Sadece binalar değil ahlak da çürük

Dosya Haberleri —

6 Şubat depremi/foto: AFP

6 Şubat depremi/foto: AFP

Diyarbakır Mimarlar Odası Eşbaşkanı Selma Aslan ile yapı üretim ve denetim süreçlerinde nasıl bir rant çarkı ve ahlaki çöküntü yaşandığını konuştuk: 

  • İktidarlar ya da sistemler kendilerini aynı zamanda yapı ve mekan üzerinden de var etmektedir. Bu işler o kadar rantsal sürdü ki bu enkazın altında aslında vatandaş olarak biz kaldık maalesef. Doğaya savaş açan, dağları, ovaları, meraları, kıyı kentlerini yani ülkenin her alanını inşaata dönüştürdüler.
  • Ülke genelinde yaşanan ciddi bir problem de etik kurallarımızın ve değerlerimizin çöküntüye uğraması. Yani deney sonuçlarını değiştirmeden tutalım da projede kullanılması gereken donatı demir çaplarına ve sayılarına kadar.

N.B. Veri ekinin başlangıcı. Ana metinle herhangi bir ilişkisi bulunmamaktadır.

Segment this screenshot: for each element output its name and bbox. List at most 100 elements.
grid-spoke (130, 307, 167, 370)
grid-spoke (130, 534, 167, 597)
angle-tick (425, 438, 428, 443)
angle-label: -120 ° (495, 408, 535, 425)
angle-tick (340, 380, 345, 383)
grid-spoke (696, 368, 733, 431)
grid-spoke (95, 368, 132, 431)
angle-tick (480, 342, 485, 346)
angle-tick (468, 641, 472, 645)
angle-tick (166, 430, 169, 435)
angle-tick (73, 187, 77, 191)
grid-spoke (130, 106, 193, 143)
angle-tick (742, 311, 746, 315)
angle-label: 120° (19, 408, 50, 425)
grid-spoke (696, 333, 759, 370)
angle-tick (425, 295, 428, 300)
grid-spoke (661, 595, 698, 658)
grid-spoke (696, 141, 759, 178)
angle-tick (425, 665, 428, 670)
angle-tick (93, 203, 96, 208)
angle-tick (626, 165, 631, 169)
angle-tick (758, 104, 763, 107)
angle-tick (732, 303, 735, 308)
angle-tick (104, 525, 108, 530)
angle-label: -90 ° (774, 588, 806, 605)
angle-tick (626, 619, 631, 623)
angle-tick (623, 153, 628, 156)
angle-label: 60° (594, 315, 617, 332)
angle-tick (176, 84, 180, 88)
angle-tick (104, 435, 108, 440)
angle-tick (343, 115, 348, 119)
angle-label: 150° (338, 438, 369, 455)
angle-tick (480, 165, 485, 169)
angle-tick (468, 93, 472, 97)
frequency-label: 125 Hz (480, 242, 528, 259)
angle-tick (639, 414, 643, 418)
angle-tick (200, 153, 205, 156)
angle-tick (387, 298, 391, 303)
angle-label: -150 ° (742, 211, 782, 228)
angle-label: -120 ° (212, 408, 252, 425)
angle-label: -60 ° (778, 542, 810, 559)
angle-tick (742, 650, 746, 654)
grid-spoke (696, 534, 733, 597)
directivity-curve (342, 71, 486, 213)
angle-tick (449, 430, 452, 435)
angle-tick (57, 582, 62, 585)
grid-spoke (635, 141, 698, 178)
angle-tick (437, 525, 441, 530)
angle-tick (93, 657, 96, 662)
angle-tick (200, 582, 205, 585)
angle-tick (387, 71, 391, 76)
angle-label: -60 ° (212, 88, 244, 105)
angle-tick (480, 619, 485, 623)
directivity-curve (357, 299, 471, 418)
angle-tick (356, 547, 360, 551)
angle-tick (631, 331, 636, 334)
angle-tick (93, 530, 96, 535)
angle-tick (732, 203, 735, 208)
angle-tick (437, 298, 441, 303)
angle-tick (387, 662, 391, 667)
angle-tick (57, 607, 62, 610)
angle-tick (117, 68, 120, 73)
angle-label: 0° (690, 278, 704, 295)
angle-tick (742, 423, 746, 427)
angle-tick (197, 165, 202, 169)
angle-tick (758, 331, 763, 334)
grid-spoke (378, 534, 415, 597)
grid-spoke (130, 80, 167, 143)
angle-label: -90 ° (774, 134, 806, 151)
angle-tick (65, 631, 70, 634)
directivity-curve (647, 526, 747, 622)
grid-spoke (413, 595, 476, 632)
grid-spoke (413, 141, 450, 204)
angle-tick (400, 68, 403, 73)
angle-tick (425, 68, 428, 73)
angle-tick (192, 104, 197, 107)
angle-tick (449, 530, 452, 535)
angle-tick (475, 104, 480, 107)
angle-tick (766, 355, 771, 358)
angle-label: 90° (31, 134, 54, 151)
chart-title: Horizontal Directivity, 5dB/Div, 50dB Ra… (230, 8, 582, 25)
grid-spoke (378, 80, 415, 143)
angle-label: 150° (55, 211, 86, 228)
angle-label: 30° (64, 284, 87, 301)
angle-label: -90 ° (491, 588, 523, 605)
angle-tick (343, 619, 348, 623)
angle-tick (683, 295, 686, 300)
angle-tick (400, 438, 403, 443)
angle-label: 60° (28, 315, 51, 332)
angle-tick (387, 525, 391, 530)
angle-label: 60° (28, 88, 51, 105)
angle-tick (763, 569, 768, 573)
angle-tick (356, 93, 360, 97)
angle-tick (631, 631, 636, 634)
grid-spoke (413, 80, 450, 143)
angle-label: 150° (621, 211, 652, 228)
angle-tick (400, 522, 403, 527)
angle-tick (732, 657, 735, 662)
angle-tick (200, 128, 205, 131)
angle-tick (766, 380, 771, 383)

Örneğin inşaatı yapan aynı zamanda denetim şirketi sahibi. Yani kendi kendini denetliyor.
  • Deprem sonrası inceleme için gittiğimiz Malatya’da yıkılan sıfır yeni bir yapının kolonlarının bir tarafında 16 çaplık 3 adet demir, diğer tarafında ise 12’lik 4 demir kullanılmıştı. Burada demirden çalındığı çok net. Böyle yüzlerce örnek var. Trabzon'da sel oldu mesela. Yamaçlara yapılan TOKİ’lerin altında kaldı insanlar.

GÜLCAN DERELİ

Maraş merkezli depremde halk, inşaat rejiminin enkazı altında kaldı. Yerelden merkeze uzanan bu rant rejimi, her yere durmaksızın mezar ev yapıyor. Can kaybı devasa. Propaganda makinesiyle övüle övüle bitirilemeyen otoyollar, havalimanları, tüneller, kamu binaları, hastaneler yerle bir oldu. İmar afları ile çürük yapılar ruhsatlandırıldı. Halkın barınma hakkı arsızca istismar edildi. Fay hatlarına, tarım alanlarına, ormanlara dev inşaat ordusuyla saldırıldı. Her yer beton oldu. İşte o beton rejim bir depremle üzerimize yıkıldı. Her deprem sonrası güvenli barınma sorunu konuşuldu ancak hiçbir adım atılmadan unutuldu. Çünkü rant çarkı hayattan önemli! Yapı üretim ve denetim mekanizmasının nasıl işlediğini, rant çarkının yerelden merkeze nasıl işlediğini Amed Mimarlar Odası Eşbaşkanı Selma Aslan ile konuştuk. Aslan, sadece binaların değil ahlakın da çürüdüğünü, çürük binaları yapanların aynı zamanda kendi kendilerinin denetçisi bir sistem inşa edildiğini, yapı denetimi yapanların laboratuvarda sonuçları değiştirdiğini kaydediyor. Aslan'a kulak veriyoruz. 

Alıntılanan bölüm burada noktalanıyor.